All of this larking about in the “downy feather-flakes from the woolly welkin” has made us all cold and hungry–and disinclined to cook. We have, therefore, taken ourselves off to a local eatery.
The human female has selected a Rubik’s Sandwich. I presume that means that it comes all nicely sorted out and the eater’s task is to disassemble and reassemble it as quickly as can be.
I believe this dish is meant to have past rami in it, which is a dark pink sort of meat. I guess that stuff is aged. This meat is light pink, so it must be newer—i.e., I give you present rami.
Who knows what future rami looks like.
(poke, poke, poke) There is also melted cheese, of which I approve. The final layer is some sort of old, sour cabbage…stuff.

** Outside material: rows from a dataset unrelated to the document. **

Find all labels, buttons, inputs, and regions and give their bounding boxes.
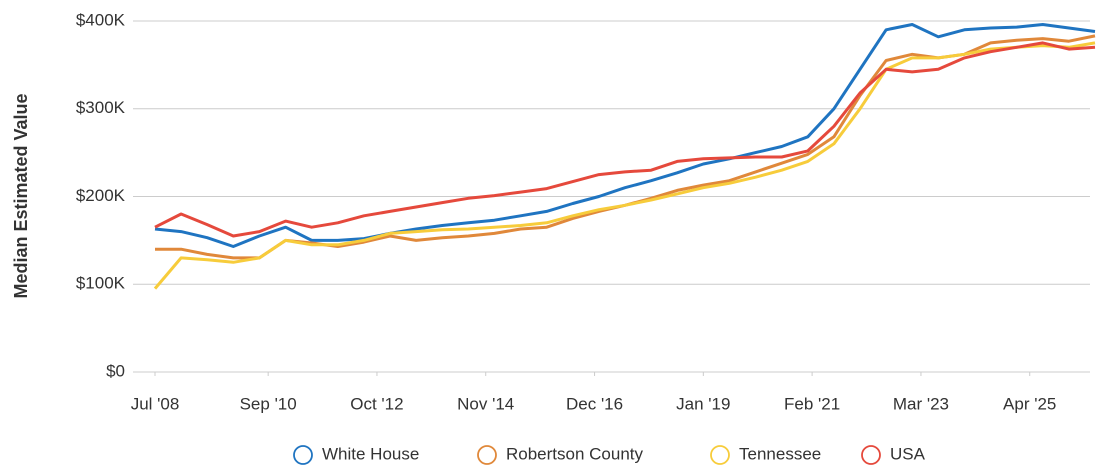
x-tick-label: Sep '10 bbox=[240, 394, 297, 413]
legend-marker bbox=[861, 445, 881, 465]
y-tick-label: $0 bbox=[106, 361, 125, 380]
x-tick-label: Jan '19 bbox=[676, 394, 730, 413]
x-tick-label: Dec '16 bbox=[566, 394, 623, 413]
legend-label: USA bbox=[890, 444, 926, 463]
y-axis-title: Median Estimated Value bbox=[11, 93, 31, 298]
y-tick-label: $300K bbox=[76, 98, 126, 117]
x-tick-label: Oct '12 bbox=[350, 394, 403, 413]
legend-label: Tennessee bbox=[739, 444, 821, 463]
x-tick-label: Mar '23 bbox=[893, 394, 949, 413]
x-tick-label: Nov '14 bbox=[457, 394, 514, 413]
line-series bbox=[154, 23, 1096, 248]
legend-label: White House bbox=[322, 444, 419, 463]
x-tick-label: Jul '08 bbox=[131, 394, 180, 413]
legend-marker bbox=[293, 445, 313, 465]
y-tick-label: $200K bbox=[76, 186, 126, 205]
x-tick-label: Apr '25 bbox=[1003, 394, 1056, 413]
line-series bbox=[153, 41, 1096, 290]
line-series bbox=[154, 41, 1096, 238]
x-tick-label: Feb '21 bbox=[784, 394, 840, 413]
legend-marker bbox=[710, 445, 730, 465]
legend-label: Robertson County bbox=[506, 444, 644, 463]
y-tick-label: $400K bbox=[76, 10, 126, 29]
y-tick-label: $100K bbox=[76, 274, 126, 293]
legend-marker bbox=[477, 445, 497, 465]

Eeeeww! She’s eating it! Or, rather inhaling it. The human male does not like this cabbagey stuff, so she is getting it while the getting is good. The human male is suitably appalled.
But because I cannot allow a joy of hers to remain unalloyed with disappointment, I have caused the sandwich-maker to interpret “very easy on the mustard” to mean “slather that stuff on with a bricklayer’s trowel.” The human female is now busy scraping it off.
Sigyn, ever the dainty one, is pleased with this healthy side of steamed vegetables. The human female had her choice of these or chips or fruit and is disgustingly smug.
Ehehehehe! The joke’s on her, though, because I saw to it that the kitchen staff gave her the piece of broccoli with all the dirt left on.